Medical schools needed to prepare young doctors to practise in an increasingly complex healthcare scene with changing patient and public expectations, and increasing demands from employing authorities.
Professor Dr Tim Neild of Flinders University School of Medicine, Australia, stated this while addressing the opening session of a 5-day international workshop on "Integrated Outcomes Based Teaching and Learning Concepts" here at the University of Health Sciences (UHS) on Tuesday.
This is sixth international workshop arranged by UHS, which aims at capacity building of the medical faculty of the province. Master trainers from various medical and dental colleges as well as institutions of the Punjab are participating in the workshop.
Professor Dr Tim Neild maintained that outcome-based education offered many advantages as it emphasised relevance in the curriculum and accountability, and could provide a clear and unambiguous framework for curriculum planning which had an intuitive appeal. He further said that outcome-based education (OBE) encouraged the teacher and student to share responsibility for learning and it could guide student assessment and course evaluation.
Earlier, explaining the concept of OBE, he said that it was an approach to education in which decisions about the curriculum were driven by the outcomes the students should display by the end of the course. "It is a performance-based approach at the cutting edge of curriculum development, offering a powerful and appealing way of reforming and managing medical education," he said, adding that emphasis was on the product - what sort of doctors would be produced - rather than on the educational process.
Dr Tim Neild also stated that in OBE the educational outcomes were clearly and unambiguously specified. These determined the curriculum content and its organisation, the teaching methods and strategies, the courses offered, the assessment process, the educational environment and the curriculum timetable.

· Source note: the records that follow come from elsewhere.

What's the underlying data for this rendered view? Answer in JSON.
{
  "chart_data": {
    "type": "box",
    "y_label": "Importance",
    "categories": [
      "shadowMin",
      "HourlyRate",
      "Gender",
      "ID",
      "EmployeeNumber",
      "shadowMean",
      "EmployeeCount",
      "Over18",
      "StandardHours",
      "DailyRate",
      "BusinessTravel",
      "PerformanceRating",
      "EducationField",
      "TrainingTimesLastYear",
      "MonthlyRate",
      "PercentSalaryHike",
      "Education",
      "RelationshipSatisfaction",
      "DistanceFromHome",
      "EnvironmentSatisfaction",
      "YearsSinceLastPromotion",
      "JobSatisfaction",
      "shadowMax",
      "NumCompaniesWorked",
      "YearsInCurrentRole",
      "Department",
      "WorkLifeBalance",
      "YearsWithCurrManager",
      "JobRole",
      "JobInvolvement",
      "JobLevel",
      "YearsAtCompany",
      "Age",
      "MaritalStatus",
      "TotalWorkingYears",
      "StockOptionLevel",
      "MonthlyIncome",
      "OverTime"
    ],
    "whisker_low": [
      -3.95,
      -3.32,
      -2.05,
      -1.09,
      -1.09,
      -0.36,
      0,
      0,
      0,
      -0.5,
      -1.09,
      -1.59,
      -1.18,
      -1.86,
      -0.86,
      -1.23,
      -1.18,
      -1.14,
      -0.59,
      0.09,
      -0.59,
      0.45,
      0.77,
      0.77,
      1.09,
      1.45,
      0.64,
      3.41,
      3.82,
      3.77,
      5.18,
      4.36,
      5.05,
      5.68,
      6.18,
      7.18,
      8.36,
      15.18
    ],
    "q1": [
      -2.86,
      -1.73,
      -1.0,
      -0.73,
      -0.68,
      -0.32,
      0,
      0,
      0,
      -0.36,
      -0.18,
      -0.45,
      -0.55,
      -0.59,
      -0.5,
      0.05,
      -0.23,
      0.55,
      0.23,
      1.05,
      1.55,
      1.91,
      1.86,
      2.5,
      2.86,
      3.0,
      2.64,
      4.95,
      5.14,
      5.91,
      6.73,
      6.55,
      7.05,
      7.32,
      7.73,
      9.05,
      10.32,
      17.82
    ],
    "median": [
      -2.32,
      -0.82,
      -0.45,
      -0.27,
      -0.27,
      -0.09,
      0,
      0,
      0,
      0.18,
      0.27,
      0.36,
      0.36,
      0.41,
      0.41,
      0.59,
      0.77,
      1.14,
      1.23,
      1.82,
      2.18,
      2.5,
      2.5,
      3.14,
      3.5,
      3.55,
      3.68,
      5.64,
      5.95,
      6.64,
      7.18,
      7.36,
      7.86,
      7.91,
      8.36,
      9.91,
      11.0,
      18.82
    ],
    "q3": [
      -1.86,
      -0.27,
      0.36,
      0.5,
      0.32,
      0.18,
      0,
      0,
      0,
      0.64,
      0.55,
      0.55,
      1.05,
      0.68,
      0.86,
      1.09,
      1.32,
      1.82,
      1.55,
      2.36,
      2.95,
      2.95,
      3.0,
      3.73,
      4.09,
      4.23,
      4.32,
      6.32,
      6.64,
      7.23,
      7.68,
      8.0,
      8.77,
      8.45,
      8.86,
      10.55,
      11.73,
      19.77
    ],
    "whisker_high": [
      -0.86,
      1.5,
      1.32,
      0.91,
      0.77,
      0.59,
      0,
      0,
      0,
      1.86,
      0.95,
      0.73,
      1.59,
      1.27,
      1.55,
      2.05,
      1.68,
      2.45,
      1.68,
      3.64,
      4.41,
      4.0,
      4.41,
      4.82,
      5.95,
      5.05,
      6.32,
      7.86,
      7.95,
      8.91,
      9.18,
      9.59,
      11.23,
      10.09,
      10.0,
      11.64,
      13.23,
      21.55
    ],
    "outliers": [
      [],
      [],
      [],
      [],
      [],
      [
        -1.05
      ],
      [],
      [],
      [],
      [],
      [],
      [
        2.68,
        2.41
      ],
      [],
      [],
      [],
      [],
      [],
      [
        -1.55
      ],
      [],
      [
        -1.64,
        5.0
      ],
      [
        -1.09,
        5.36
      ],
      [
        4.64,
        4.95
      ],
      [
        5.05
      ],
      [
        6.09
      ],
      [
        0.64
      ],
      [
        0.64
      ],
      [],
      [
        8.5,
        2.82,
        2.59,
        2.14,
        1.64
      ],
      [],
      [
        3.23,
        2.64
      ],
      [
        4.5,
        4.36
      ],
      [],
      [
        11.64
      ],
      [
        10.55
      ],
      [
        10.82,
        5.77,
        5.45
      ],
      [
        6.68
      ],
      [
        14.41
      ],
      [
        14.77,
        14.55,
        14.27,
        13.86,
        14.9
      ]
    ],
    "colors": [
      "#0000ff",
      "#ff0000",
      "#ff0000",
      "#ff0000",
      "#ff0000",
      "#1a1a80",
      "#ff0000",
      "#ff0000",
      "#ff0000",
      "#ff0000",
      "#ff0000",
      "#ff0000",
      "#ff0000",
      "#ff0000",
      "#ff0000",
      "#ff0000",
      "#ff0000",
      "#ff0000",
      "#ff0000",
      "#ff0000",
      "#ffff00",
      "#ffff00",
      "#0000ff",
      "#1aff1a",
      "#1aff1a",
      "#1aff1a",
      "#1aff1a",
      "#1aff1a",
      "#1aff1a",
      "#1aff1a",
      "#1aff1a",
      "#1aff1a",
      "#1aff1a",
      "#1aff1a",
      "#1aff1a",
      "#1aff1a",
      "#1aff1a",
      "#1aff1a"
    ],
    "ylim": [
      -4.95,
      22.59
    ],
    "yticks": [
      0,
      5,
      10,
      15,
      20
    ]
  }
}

UHS vice-chancellor Professor M.H. Mubbashar said that if medical professionals of international quality were to be produced, then centre to this change was the introduction of professional development programmes and setting up of award and accreditation schemes at both individual and institutional levels. This would promote modernisation of medical education and medical careers, he opined.
Professor Mubbashar congratulated the participants on setting up departments of medical education in their colleges and conducting 33 workshops for other faculty members.